In my view, the reference to these elements by Kirby J must be read in the light of those comments by Gummow J and his comments at 545 where he refers to unjust enrichment as "a concept rather than a definitive legal principle". It is therefore in my view still necessary to bring a claim for money and received within traditional categories.
I now deal briefly with Mr McCusker QC's argument that the circumstances of this case fall within the traditional category of total future of consideration. Generally the restitutionary remedy for money had and received is applied where the party seeking the remedy is the party who has paid money to the defendant or has provided services to defendant, and it is that party who seeks a remedy in respect of the enrichment thereby derived by the defendant. (see Commissioner of State Revenue (Vict) v Royal Insurance Australia Ltd (1994) 182 CLR 51 at 75). Here the payment that was made to the defendant was made by the Hong Kong and Shanghai Bank and not the plaintiff. The Hong Kong and Shanghai Bank has not challenged the making of the payment and has not sought restitution from the defendant. The payment which was made by the plaintiff was made to the Hong Kong and Shanghai Bank and not to the defendant. No authority was cited to me to support the basis for a claim in restitution by the plaintiff in these circumstances. Therefore, it would not have been open to me to uphold the plaintiff's restitutionary claim.

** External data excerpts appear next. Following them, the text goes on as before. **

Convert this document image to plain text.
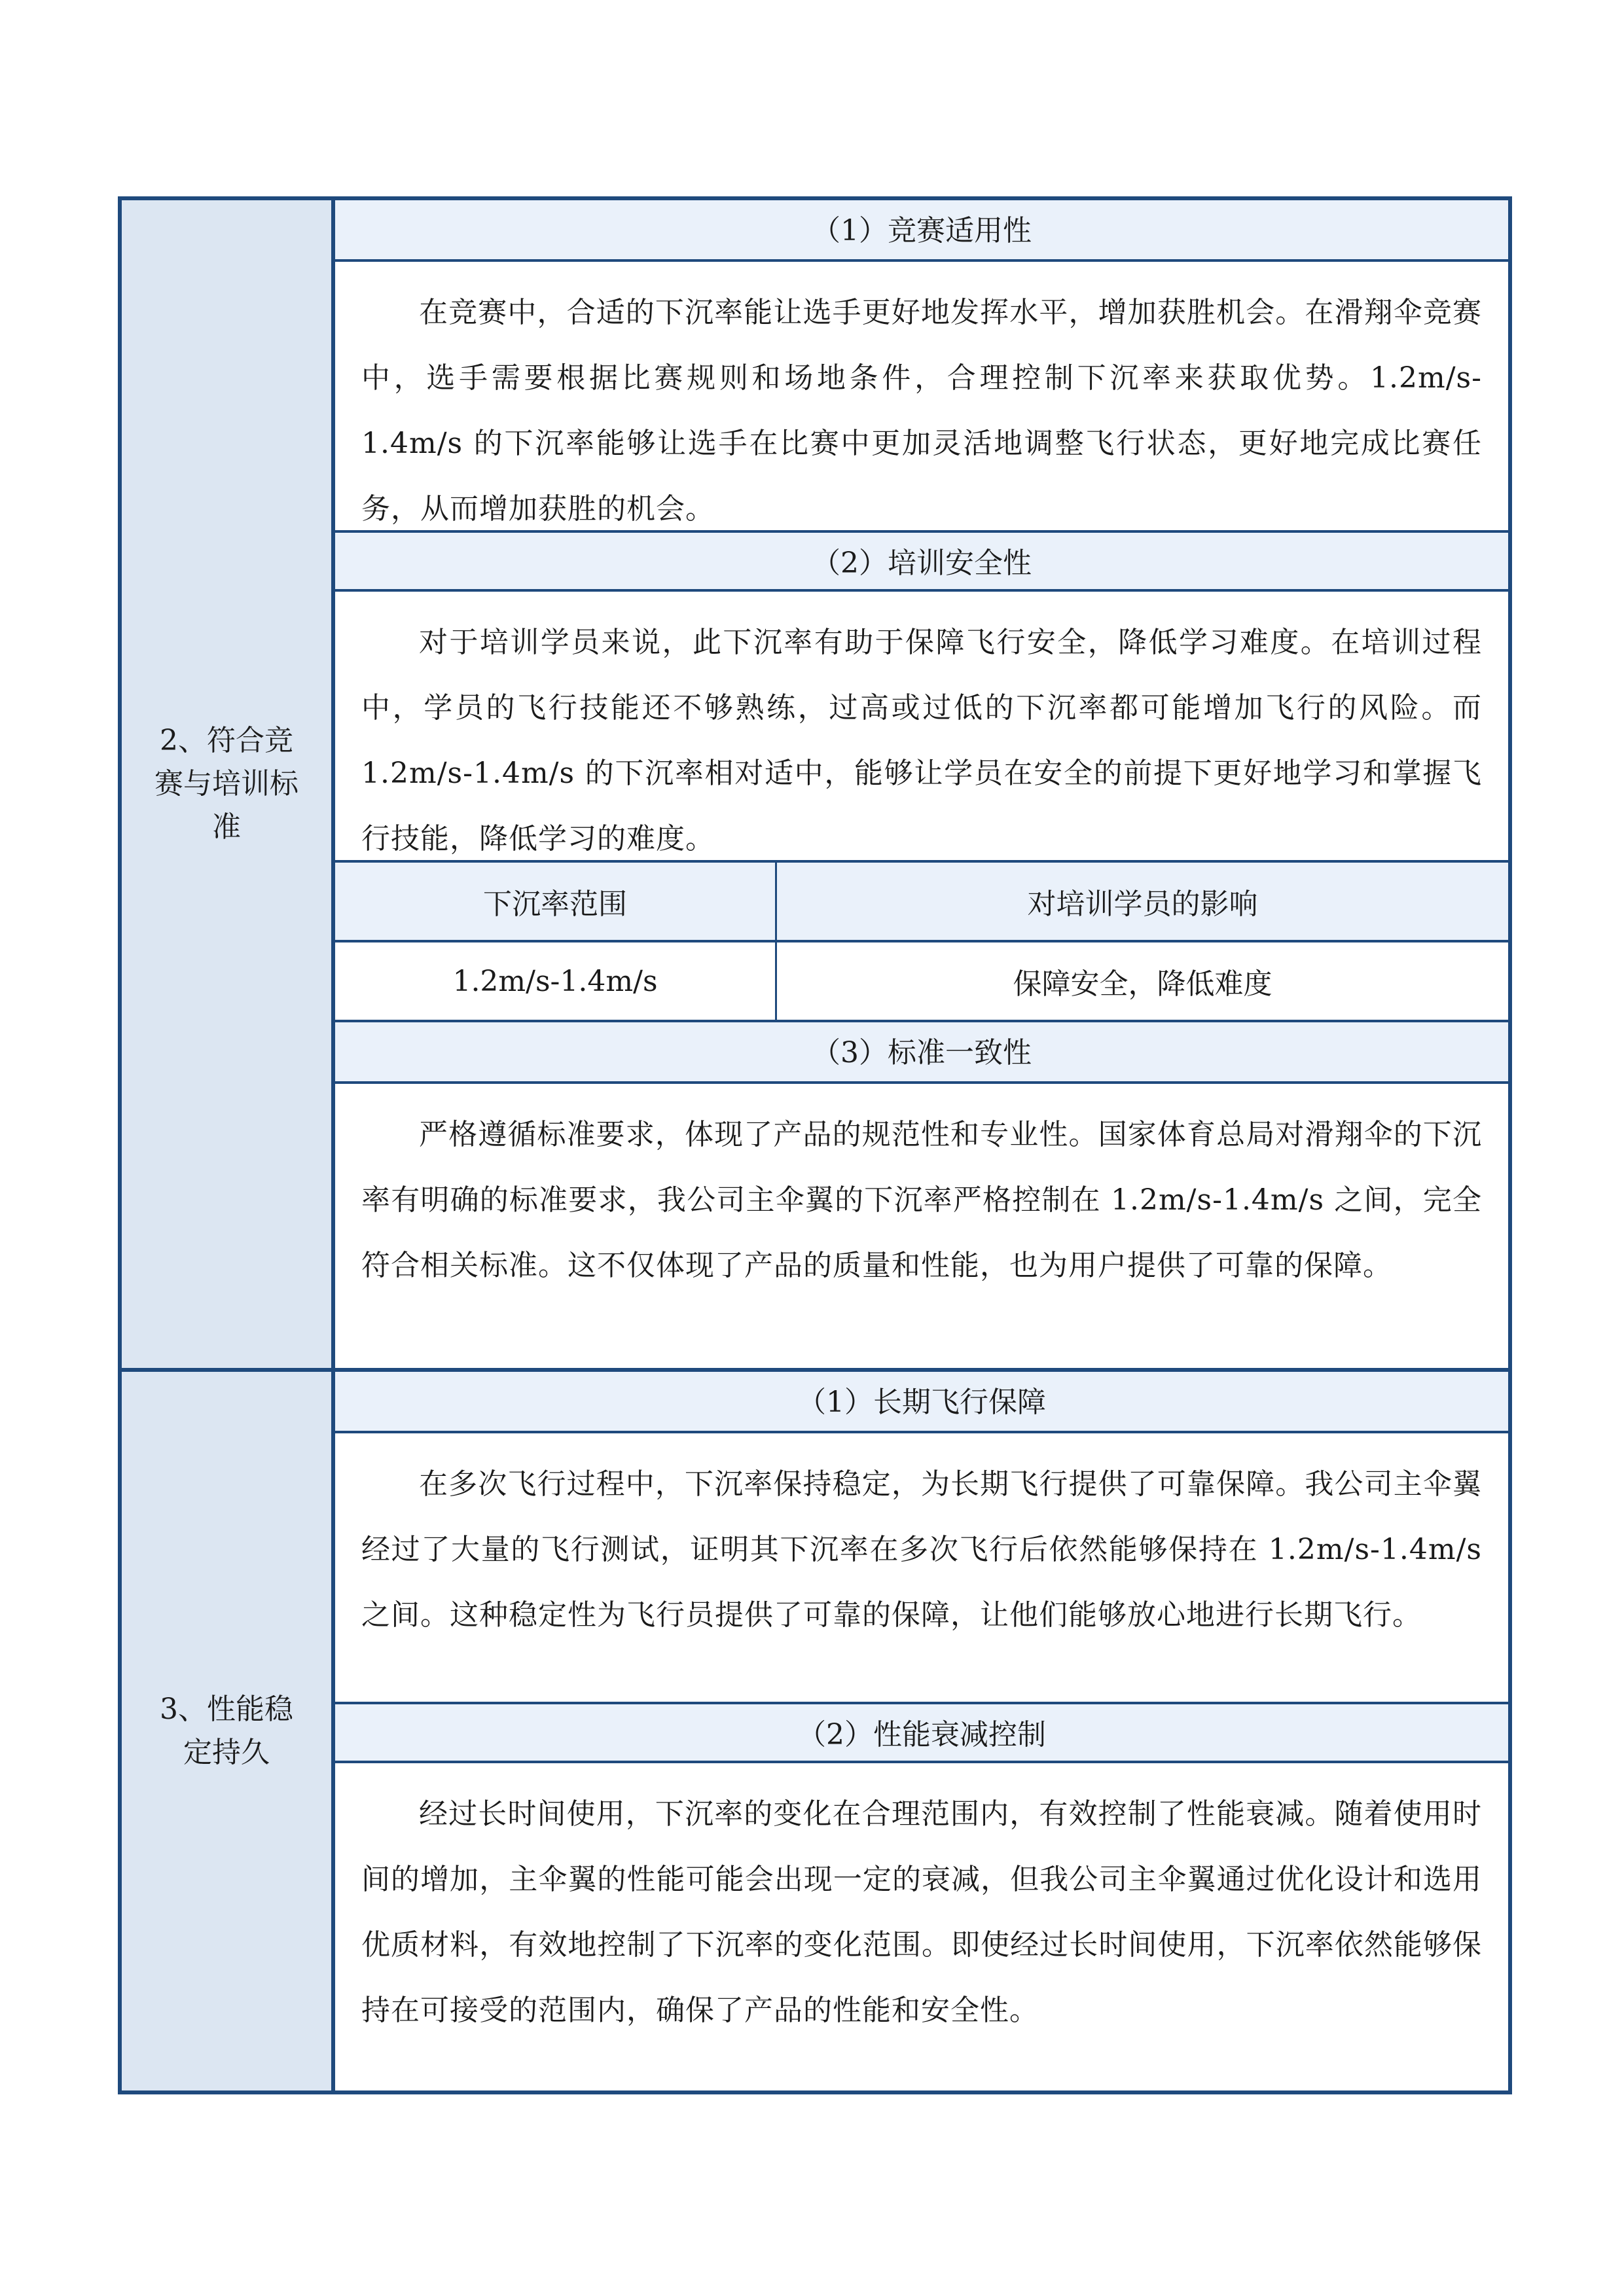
2、符合竞赛与培训标准

（1）竞赛适用性
在竞赛中，合适的下沉率能让选手更好地发挥水平，增加获胜机会。在滑翔伞竞赛中，选手需要根据比赛规则和场地条件，合理控制下沉率来获取优势。1.2m/s-1.4m/s 的下沉率能够让选手在比赛中更加灵活地调整飞行状态，更好地完成比赛任务，从而增加获胜的机会。
（2）培训安全性
对于培训学员来说，此下沉率有助于保障飞行安全，降低学习难度。在培训过程中，学员的飞行技能还不够熟练，过高或过低的下沉率都可能增加飞行的风险。而 1.2m/s-1.4m/s 的下沉率相对适中，能够让学员在安全的前提下更好地学习和掌握飞行技能，降低学习的难度。
下沉率范围	对培训学员的影响
1.2m/s-1.4m/s	保障安全，降低难度
（3）标准一致性
严格遵循标准要求，体现了产品的规范性和专业性。国家体育总局对滑翔伞的下沉率有明确的标准要求，我公司主伞翼的下沉率严格控制在 1.2m/s-1.4m/s 之间，完全符合相关标准。这不仅体现了产品的质量和性能，也为用户提供了可靠的保障。

3、性能稳定持久

（1）长期飞行保障
在多次飞行过程中，下沉率保持稳定，为长期飞行提供了可靠保障。我公司主伞翼经过了大量的飞行测试，证明其下沉率在多次飞行后依然能够保持在 1.2m/s-1.4m/s 之间。这种稳定性为飞行员提供了可靠的保障，让他们能够放心地进行长期飞行。
（2）性能衰减控制
经过长时间使用，下沉率的变化在合理范围内，有效控制了性能衰减。随着使用时间的增加，主伞翼的性能可能会出现一定的衰减，但我公司主伞翼通过优化设计和选用优质材料，有效地控制了下沉率的变化范围。即使经过长时间使用，下沉率依然能够保持在可接受的范围内，确保了产品的性能和安全性。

Finally, I would also not have been prepared to uphold the plaintiff's claim that the defendant acted unconscionably in calling the irrevocable letter of credit. Mr Watts was the officer of the defendant who authorised the calling of irrevocable letter of credit. I find that at the time that he made the decision to call on the irrevocable letter of credit he had received legal advice which recognised that there was some doubt in construction the letter of credit, but which favoured the view that the defendant could following the appointment of receivers call upon the irrevocable letter of credit, and that from advice that he received from Mr Honey, that he believed the defendant was facing a shortfall even after the letter of credit was called on. The case is to be distinguished from those cases where a party calls an irrevocable letter of credit in circumstances when the amount payable under the irrevocable letter of credit exceeds the debt that was due.
In my view there was nothing unconscionable the defendant acting in those circumstances to call the irrevocable letter of credit.
Further, the plaintiff was not under a "special disadvantage". It had entered into a commercial contract for which it had received good consideration in that the Hong Kong and Shanghai Bank in Singapore had issued the irrevocable letter of credit and the defendant had loaned the monies to Whittakers Ltd. The position the plaintiff was in was the ordinary commercial consequence of having procured the issue of the letter of credit (see Australian Competition and Consumer Commission v CG Berbatis Holdings Pty Ltd (2003) 214 CLR 51 at 64 ‑ 65).
Accordingly, for the reasons set out above, I would dismiss the plaintiff's action.